Visually there is a wealth of inspiration taken from the fantastic nature of surrealist art and of genre cinema. Jodorowsky uses surrealism in both its imagistic and its reflationary forms, holding the movement as a template for his personal development as a poet, and placing its socio-political nature as a factor in his decision to move away from Chile following the electoral victory of Ibáñez del Campo. His artistic interpretation of his parents fuses surrealism and genre, and is comically touching. His mother Sara (Pamela Flores) does not speak, and communicates solely through operatic singing. This, paired with the stage-like sets used throughout the film, relates maternal presence to the musical genre. His father Jaime (played by Jodorowsky’s other son, Brontis Jodorowsky) is shown as a man fixed in tradition, a factor which both Jodorowsky and the surrealist movement rebelled against, and is the harsh force stifling his son’s creative spirit. One scene shows the young boy engaged in an imagined fight with his father, with the father’s head appearing larger than life on the table in a fashion highly reminiscent of the camera tricks of Georges Méliès, an early pioneer of cinema whose works of fantasy would continue to inspire up to the inception of the surrealist movement.

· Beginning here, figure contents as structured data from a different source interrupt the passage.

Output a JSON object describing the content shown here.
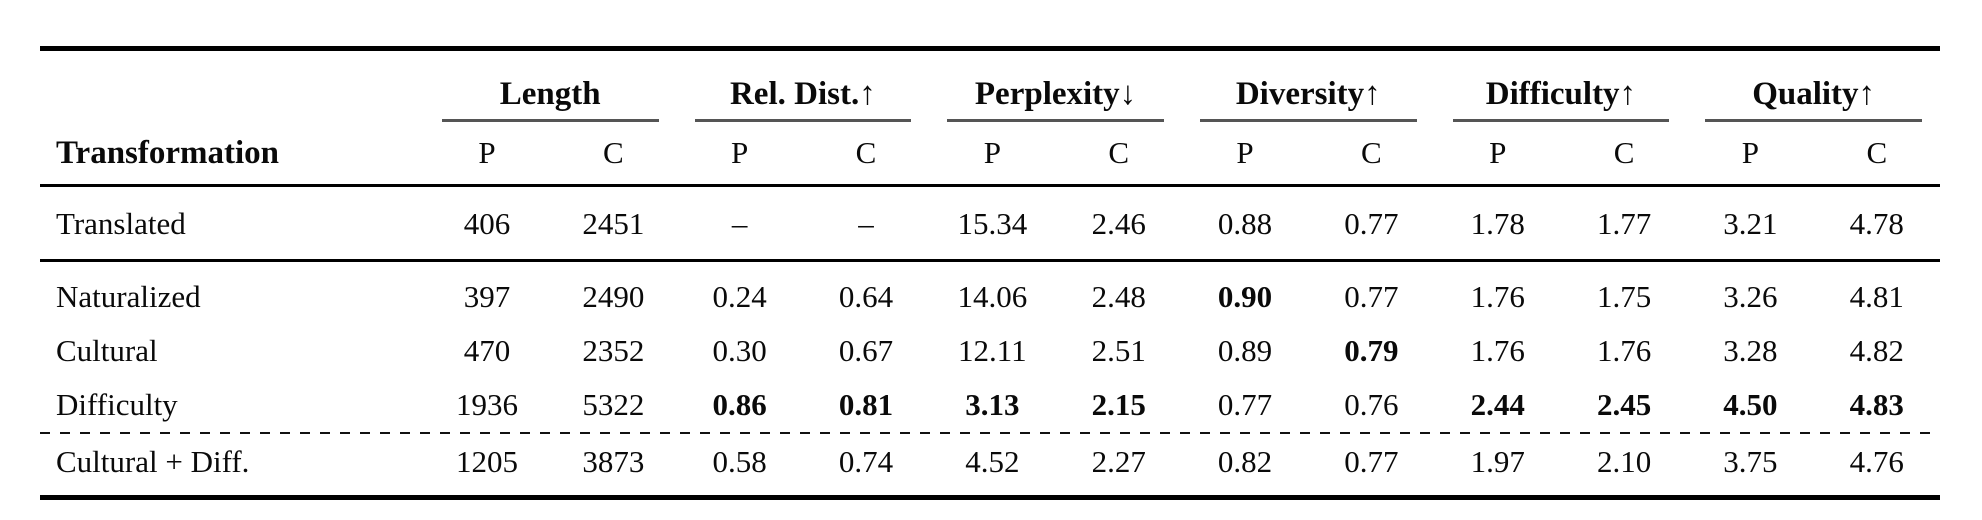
{
  "table": {
    "row_header_label": "Transformation",
    "groups": [
      {
        "label": "Length"
      },
      {
        "label": "Rel. Dist.↑"
      },
      {
        "label": "Perplexity↓"
      },
      {
        "label": "Diversity↑"
      },
      {
        "label": "Difficulty↑"
      },
      {
        "label": "Quality↑"
      }
    ],
    "sub_header": [
      "P",
      "C",
      "P",
      "C",
      "P",
      "C",
      "P",
      "C",
      "P",
      "C",
      "P",
      "C"
    ],
    "rows": [
      {
        "label": "Translated",
        "values": [
          "406",
          "2451",
          "–",
          "–",
          "15.34",
          "2.46",
          "0.88",
          "0.77",
          "1.78",
          "1.77",
          "3.21",
          "4.78"
        ]
      },
      {
        "label": "Naturalized",
        "values": [
          "397",
          "2490",
          "0.24",
          "0.64",
          "14.06",
          "2.48",
          "0.90",
          "0.77",
          "1.76",
          "1.75",
          "3.26",
          "4.81"
        ]
      },
      {
        "label": "Cultural",
        "values": [
          "470",
          "2352",
          "0.30",
          "0.67",
          "12.11",
          "2.51",
          "0.89",
          "0.79",
          "1.76",
          "1.76",
          "3.28",
          "4.82"
        ]
      },
      {
        "label": "Difficulty",
        "values": [
          "1936",
          "5322",
          "0.86",
          "0.81",
          "3.13",
          "2.15",
          "0.77",
          "0.76",
          "2.44",
          "2.45",
          "4.50",
          "4.83"
        ]
      },
      {
        "label": "Cultural + Diff.",
        "values": [
          "1205",
          "3873",
          "0.58",
          "0.74",
          "4.52",
          "2.27",
          "0.82",
          "0.77",
          "1.97",
          "2.10",
          "3.75",
          "4.76"
        ]
      }
    ],
    "bold_cells": {
      "Naturalized": [
        6
      ],
      "Cultural": [
        7
      ],
      "Difficulty": [
        2,
        3,
        4,
        5,
        8,
        9,
        10,
        11
      ]
    },
    "colors": {
      "text": "#0a0a0a",
      "rule": "#000000",
      "group_underline": "#555555"
    }
  }
}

Throughout there are subtle nods to art and artists; Jodorowsky’s muse Stella is a wonderfully over the top pastiche of the manic pixie dream girl trope, and her fragmentally colourful appearance is reminiscent of Picasso’s paintings of women. During an early conversation with Stella, Jodorowsky indicates he would cut his ear off if she asked him to, a move which is arguably a reference to Van Gogh’s own self-mutilation. Separate scenes involving passionate kissing and a piano are impossible to watch without being reminded of the work of Luis Buñuel. In this sense the film becomes not just about Jodorowsky celebrating his own life, but about the director celebrating art and creativity itself.

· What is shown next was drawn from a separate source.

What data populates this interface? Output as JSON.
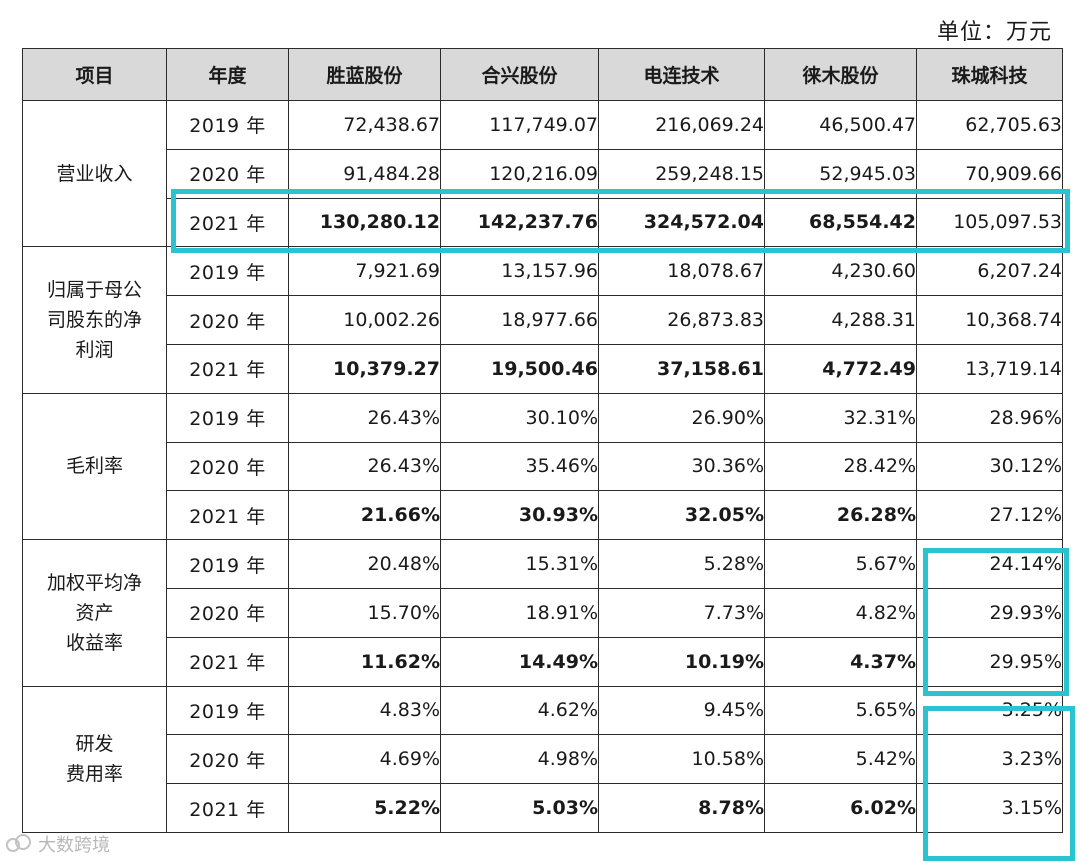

Jodorowsky’s troubled relationship with his father is an underlying thread throughout the film, with his coming of age directly linked to saying goodbye to Jamie. The pair clash consistently in their short time together, with a frustrated Jamie pushing his son towards a medical profession and squashing his poetic endeavours, out of fear of his son becoming queer. A young Jodorowsky’s own joyous reaction upon confirming his heterosexuality is laid on quite thickly as a result, and his zealous celebration of straightness is slightly alienating to queer viewers. Jodorowsky’s final decision to leave is tinged with regretful hindsight as he fights with and abandons his father on the dock, an older Jodorowsky (played by the director himself) watching on in vain, wishing things between them had ended differently. “I’m not a child anymore”, Jodorowsky finally says, to which his father sadly agrees, saying “no need for a nest once the eagles have grown.”
Though slightly meandering at times, Poesía sin fin is a dreamy, colourful exploration of the growth of a creative soul which gains its richness from artistic expression, and, using surrealism’s visual symbolism, creates a visual poetry of its own.
Endless Poetry (Poesía sin fin) is available to stream online now.